En la artrosis, las zonas más comprometidas suelen ser las manos y los dedos, las rodillas, las caderas y la columna. Es habitual sentir dolor, rigidez breve al empezar a moverse, crujidos y una menor amplitud de movimiento. En la rodilla, por ejemplo, es característico el dolor al comenzar a caminar, que puede ir limitando la actividad con el tiempo.
En la artritis reumatoidea, el cuadro suele iniciarse en articulaciones pequeñas de manos y pies, con hinchazón, dolor y una rigidez matutina que puede prolongarse bastante tiempo. También puede acompañarse de fatiga y, si no se controla a tiempo, derivar en deformidades articulares.
¿Cómo se detectan y cómo se tratan?
El diagnóstico de ambas enfermedades es fundamentalmente clínico, es decir, se basa en la evaluación de los síntomas por parte del profesional de salud. A eso se suman estudios complementarios como radiografías, resonancias magnéticas, análisis de laboratorio y ecografías, que suelen solicitarse cuando aparecen los síntomas característicos y existe relación con determinados factores de riesgo.
Factores de riesgo
- Artrosis: edad avanzada, sexo femenino, predisposición familiar, sobrepeso, lesiones articulares previas y sobreuso de la articulación.

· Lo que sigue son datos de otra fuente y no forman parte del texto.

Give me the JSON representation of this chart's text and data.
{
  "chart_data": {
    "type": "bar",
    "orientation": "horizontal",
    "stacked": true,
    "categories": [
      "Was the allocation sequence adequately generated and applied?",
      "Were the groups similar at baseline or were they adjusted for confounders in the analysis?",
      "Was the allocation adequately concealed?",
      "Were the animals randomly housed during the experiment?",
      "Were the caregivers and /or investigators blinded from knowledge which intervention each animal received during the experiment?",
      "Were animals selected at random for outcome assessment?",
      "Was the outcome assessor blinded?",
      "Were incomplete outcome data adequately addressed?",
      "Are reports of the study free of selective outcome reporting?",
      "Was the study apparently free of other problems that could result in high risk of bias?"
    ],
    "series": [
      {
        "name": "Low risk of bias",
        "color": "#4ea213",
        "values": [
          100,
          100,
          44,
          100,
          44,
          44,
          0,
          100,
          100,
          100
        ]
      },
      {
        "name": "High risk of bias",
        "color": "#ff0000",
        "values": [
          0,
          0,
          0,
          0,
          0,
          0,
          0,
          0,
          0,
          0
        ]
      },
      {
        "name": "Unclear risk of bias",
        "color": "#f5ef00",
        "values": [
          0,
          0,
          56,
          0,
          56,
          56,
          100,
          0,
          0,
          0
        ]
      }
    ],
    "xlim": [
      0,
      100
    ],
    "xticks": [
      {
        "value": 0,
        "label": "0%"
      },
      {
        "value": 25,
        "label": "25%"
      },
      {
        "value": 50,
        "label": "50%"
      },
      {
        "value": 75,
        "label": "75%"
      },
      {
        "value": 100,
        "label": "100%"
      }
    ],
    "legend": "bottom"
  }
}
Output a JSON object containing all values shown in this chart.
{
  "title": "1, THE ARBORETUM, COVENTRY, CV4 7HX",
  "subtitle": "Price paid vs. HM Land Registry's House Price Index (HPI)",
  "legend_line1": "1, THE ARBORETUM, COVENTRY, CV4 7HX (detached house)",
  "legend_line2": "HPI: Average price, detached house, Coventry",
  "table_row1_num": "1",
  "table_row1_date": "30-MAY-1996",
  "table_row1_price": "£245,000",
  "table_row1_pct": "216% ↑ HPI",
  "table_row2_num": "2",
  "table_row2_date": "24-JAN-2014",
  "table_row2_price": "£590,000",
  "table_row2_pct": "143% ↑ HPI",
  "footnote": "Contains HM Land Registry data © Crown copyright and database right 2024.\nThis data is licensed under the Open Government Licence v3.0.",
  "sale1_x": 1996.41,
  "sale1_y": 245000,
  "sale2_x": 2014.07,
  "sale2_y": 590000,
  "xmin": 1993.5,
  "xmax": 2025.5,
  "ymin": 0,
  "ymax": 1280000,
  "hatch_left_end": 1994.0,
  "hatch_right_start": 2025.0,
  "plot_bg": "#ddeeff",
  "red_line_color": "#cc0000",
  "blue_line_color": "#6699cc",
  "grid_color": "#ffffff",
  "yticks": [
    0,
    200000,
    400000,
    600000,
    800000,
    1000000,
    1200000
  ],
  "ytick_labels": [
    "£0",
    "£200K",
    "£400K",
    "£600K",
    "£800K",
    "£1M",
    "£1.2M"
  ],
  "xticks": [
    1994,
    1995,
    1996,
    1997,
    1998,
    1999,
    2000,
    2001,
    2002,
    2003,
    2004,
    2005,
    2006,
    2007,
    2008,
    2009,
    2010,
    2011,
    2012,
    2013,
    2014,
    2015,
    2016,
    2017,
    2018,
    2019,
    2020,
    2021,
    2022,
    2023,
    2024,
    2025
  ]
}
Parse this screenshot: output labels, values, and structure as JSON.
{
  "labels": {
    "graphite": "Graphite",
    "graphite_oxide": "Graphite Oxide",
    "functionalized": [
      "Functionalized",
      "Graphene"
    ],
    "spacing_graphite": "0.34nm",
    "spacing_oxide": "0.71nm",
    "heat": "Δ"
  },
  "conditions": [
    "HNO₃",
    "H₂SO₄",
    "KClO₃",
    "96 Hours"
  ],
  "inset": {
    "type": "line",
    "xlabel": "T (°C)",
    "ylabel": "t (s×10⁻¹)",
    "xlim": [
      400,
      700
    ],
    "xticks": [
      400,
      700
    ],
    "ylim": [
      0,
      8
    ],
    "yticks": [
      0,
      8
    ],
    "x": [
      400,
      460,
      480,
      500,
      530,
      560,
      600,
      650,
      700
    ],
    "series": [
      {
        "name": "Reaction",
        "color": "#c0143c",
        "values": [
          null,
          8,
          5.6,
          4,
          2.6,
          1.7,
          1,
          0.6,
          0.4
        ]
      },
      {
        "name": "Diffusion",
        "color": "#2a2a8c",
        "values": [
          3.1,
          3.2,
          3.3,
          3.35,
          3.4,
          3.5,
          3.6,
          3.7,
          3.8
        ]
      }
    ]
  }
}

- Artritis reumatoidea: al ser de base autoinmune, se investigan principalmente factores genéticos y ambientales. En este caso, el diagnóstico temprano es clave para evitar daños irreversibles.
El abordaje de cada enfermedad es distinto, acorde a su causa:
Artrosis: el tratamiento combina educación sobre la enfermedad, control del peso corporal, kinesiología, y el uso de analgésicos y antiinflamatorios cuando son necesarios. En casos más avanzados o específicos pueden indicarse infiltraciones, y cuando el daño articular es severo, una cirugía de reemplazo con prótesis (por ejemplo, de cadera o rodilla). Si bien no existe una cura definitiva, un tratamiento adecuado alivia los síntomas y retrasa la progresión de la enfermedad.
Artritis reumatoidea: requiere controlar la inflamación con medicación específica, que puede combinarse con kinesiología según cada caso. El tratamiento temprano es esencial para prevenir la discapacidad a largo plazo.
Avances que generan esperanza
En Argentina existen líneas de investigación orientadas a mejorar el diagnóstico y el tratamiento de estas enfermedades, incluyendo proyectos que exploran la regeneración de cartílago y nuevas tecnologías para la prevención, el diagnóstico y la rehabilitación de la artrosis y la artritis. Se trata de esfuerzos que buscan reducir el dolor y mejorar la calidad de vida de una condición que afecta a millones de personas.